Blake Miller grew up in Strongsville, Ohio, the son of Chris Miller, a 6-4 former high school cross-country runner and soccer player who began teaching Blake basic weightlifting techniques around age eight or nine. He attended Strongsville High School, where he became a two-way starter as a 14-year-old freshman, earned first-team All-Ohio Division I honors in both 2020 and 2021, did not allow a single sack across his final two high school seasons, won a state wrestling championship in his youth, ran track, maintained a 3.8 GPA, and held multiple weight room records. A four-star recruit ranked No. 5 in Ohio, he committed to Clemson over Ohio State, Florida, and Michigan, enrolled early in January 2022, and immediately won the starting right tackle job. He started all 54 games across four seasons without missing a single one, breaking Mitch Hyatt's school record for career offensive snaps at 3,778 and becoming the first Clemson offensive lineman to start every game played in each of his freshman, sophomore, junior, and senior years without a redshirt. He earned Freshman All-American and ACC Offensive Rookie of the Year in 2022, Third-Team All-ACC in 2023, First-Team All-ACC in both 2024 and 2025, and Second-Team All-American and Team MVP in 2025. His teammates voted him permanent team captain as a senior. He majored in financial management, and graduated in May 2025. He declared for the 2026 NFL Draft.

Physical Attributes

Blake Miller is a smooth and easy athlete. For the on-field portion of the combine, I gave him an 8.92, where he excelled at everything, but took a minor hit on his kick slide drill. He has great power in his hands and in his base. While he absorbs contact from defenders well, he still requires a recovery step or two. He also has very good balance and blocking posture that help him win.

Data and Tape Analysis

If you are unfamiliar with my OL radar charts, you can find more information here

Miller has a very impressive resume. He started every game of his college career at Clemson, playing over 3700 snaps. Unlike many other four-year starters at this point, he only turned 22 right before the combine. That is not the world's most impressive radar chart above, but he has consistently improved year on year, to where now I think he might be one of the more undersold tackles in this class.

As always with Clemson players, I must throw out the asterisk that there was something fundamentally flawed with this team last year. Miler had to exist in the ecosystem of a barely functional Garrett Riley offense and still acquitted himself very well.

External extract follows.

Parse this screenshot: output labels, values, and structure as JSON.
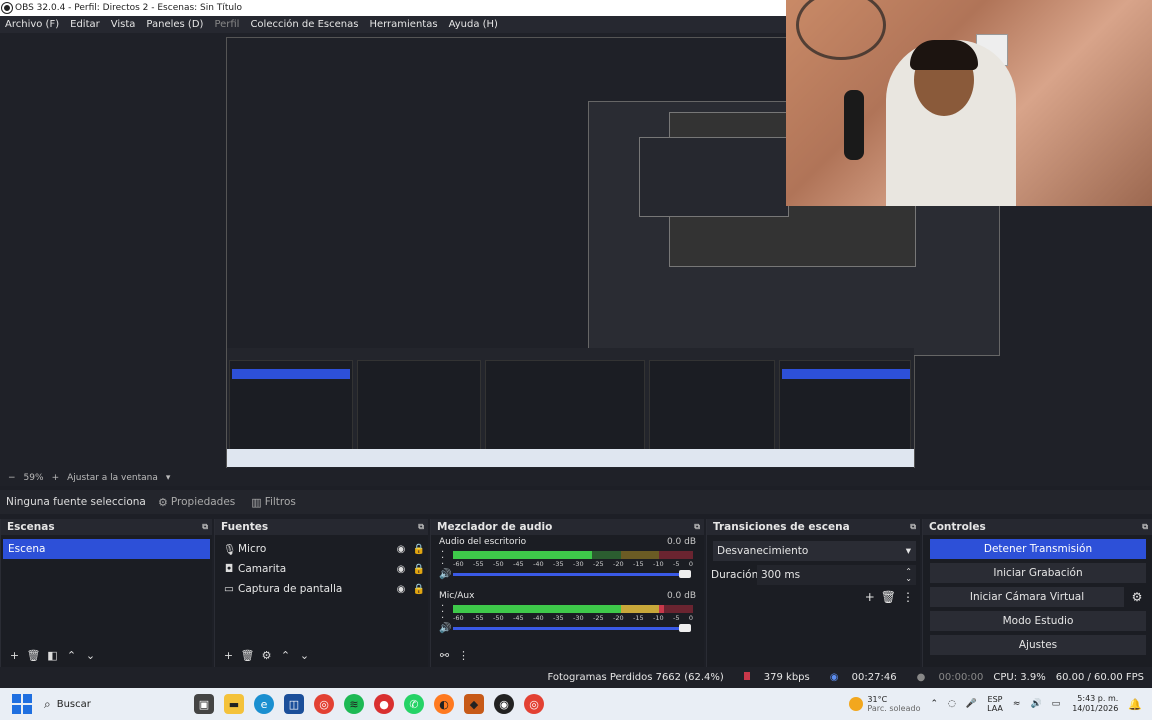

One peculiarity of Miller's game is his hand usage and placement. Instead of punching straight out, he comes from wide and uses a fork-lifting type motion to land his punches. When his hands land on the right spot, they look like magnets; the defender immediately becomes useless. Though too much of the time, his hands land on the periphery of the defenders frame, and turn the battle from one where he can leverage his great head on strength, to one where he needs to engage his outer core and shoulders more than you would like. He fights to get his hands right, but it does not always happen.

His mirroring in pass protection is great. He has very quick feet that stay rooted throughout his movements. You almost never see Miller off balance and ready to be attacked by defenders. He gives up ground to strong bull rushes, but rarely allows them to endanger the pocket. Speed does not trouble him, and he has the athleticism to change his set quickly if he realizes what he thought he was going to see at the snap changes.

In the run game, I feel like he could work in either scheme. He moves from doubles into the second level quickly and effectively, using his solid play intelligence to get to the most important open defender. On the move, he can build a head of steam and get solid displacement as well. Directly from the snap, his engagement with DL is inconsistent in the push he gets.

Grade and Outlook

I really like Miller. He has a lot of the athletic traits I look for in an OT and requires only smaller tweaks to his game to unlock his potential upside. That upside is higher than some think, and I could see him in a 5% scenario reaching All-Pro status, but more likely tops out a top 10 RT.